Kevin Muente’s show “Forgotten Land” is currently up at Marta Hewett Gallery, located in Cincinnati’s Pendleton neighborhood. He uses figures within these landscapes to create a narrative through single or multiple images. Often the images echo classical or referenced figures from orthodox art.
Moving in a different direction from his traditional landscapes, Muente stages photos of friends and family posed with costumes or props in carefully selected locations. Often working from hundreds of photos, his composed images use subtle detail and suggested backstory to place the viewer in a moment of observation.
Known for his realist landscapes, “Forgotten Land” shows the artist’s difficulty at times melding the figurative work with his perfect landscapes. Some figures are anatomically awkward while others seem to have their body more naturally placed.
Calling to mind Gustave Courbet’s “The Stonebreakers”, “Ruins at Rhyolite” brings together Soviet Realist figuration and French Realism while placing the artist himself within a desert landscape. Modern footwear may be the only anachronistic clue to the tongue in cheek tone of this work.
An issue with foreshortening of the artist’s feet is an indication of Muente’s growth in style. Although perhaps less strictly narrative than other pieces in “Forgotten Land”, “Ruins at Rhyolite” draws on history and reference to be possibly the most lighthearted in the show.
“Women of Winter” is entirely different. Here three women are posed in a artificially lit, woodsy clearing at night. Small lights in denuded trees serve as a backdrop and add to the supernatural or at least metaphysical tone. Time and Season are obvious themes in what is a work that makes a sharp turn away from the irony of “Ruins at Rhyolite”. It should be noted here that all adult males in “Forgotten Land” face away from the viewer and all females face toward the viewer – “Women of Winter” being no exception.
These women, each wearing only white, are clearly using deliberate gestures to represent Past , Present and Future. Clenched fists, hands clasping heart, and neutral arms may represent Anger, Love and Acceptance. These would then correspond to the prevalent emotions at different stages of life. As archetypal Oracles/Muses/Sirens these women silently gesture wisdom in the cold forest. Their bare feet on the fallen leaves reinforce their mythical and timeless nature.
As the work which may be most subtly ironic within “Forgotten Land “, “Abandon” places a woman and her child in front of a dilapidated house. The mother sternly looks to the horizon while the child clutches a stuffed bear, stealing a final glance over her shoulder.

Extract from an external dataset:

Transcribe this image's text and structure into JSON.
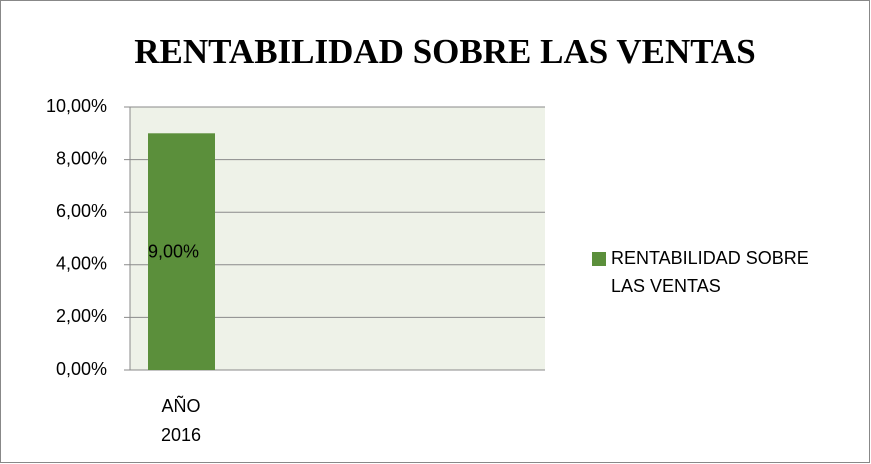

Resembling countless photos nationally and internationally depicting families fleeing natural disaster, war, or authoritarian regimes; the viewers sense of social justice is piqued.
However in “Abandon”, the house has been abandoned for years and itself represents the victim. The woman and child are, upon closer inspection, well dressed and coiffed. They are fleeing nothing, but are rather the callous middle-class America. America has abandoned its rural areas and small towns in favor of interstates and big-box stores. The mother cannot be bothered to see, while the child has but a passing interest in this forgotten America.
The perhaps cynical irony Muente uses may be the most devastating in “Forgotton Land”. The casual viewer will form some amount of sympathy for the modern refugees while being oblivious to “Abandon” indicting this viewer for ignoring their own neglect of rural America. Again, a skewing of the alignment of the mother’s nose and jaw shows a flaw in the figurative technique. Muente’s selection of an actual house in northern Kentucky near two interstates gives a clue to Muente’s intent being grounded in reality.
“Forgotten Land” is a gifted landscape artist’s transition to narrative artist. His ability to capture detail and the patience to use hundreds of photos to set each scene combine to produce works which reward careful viewing. Perhaps it is the discipline of filmmaking rather than photography that informs Muente’s process. Casting, scouting and scripting are all used to create each narration. The works of “Forgotten Land” are the furthest thing from snapshots in time.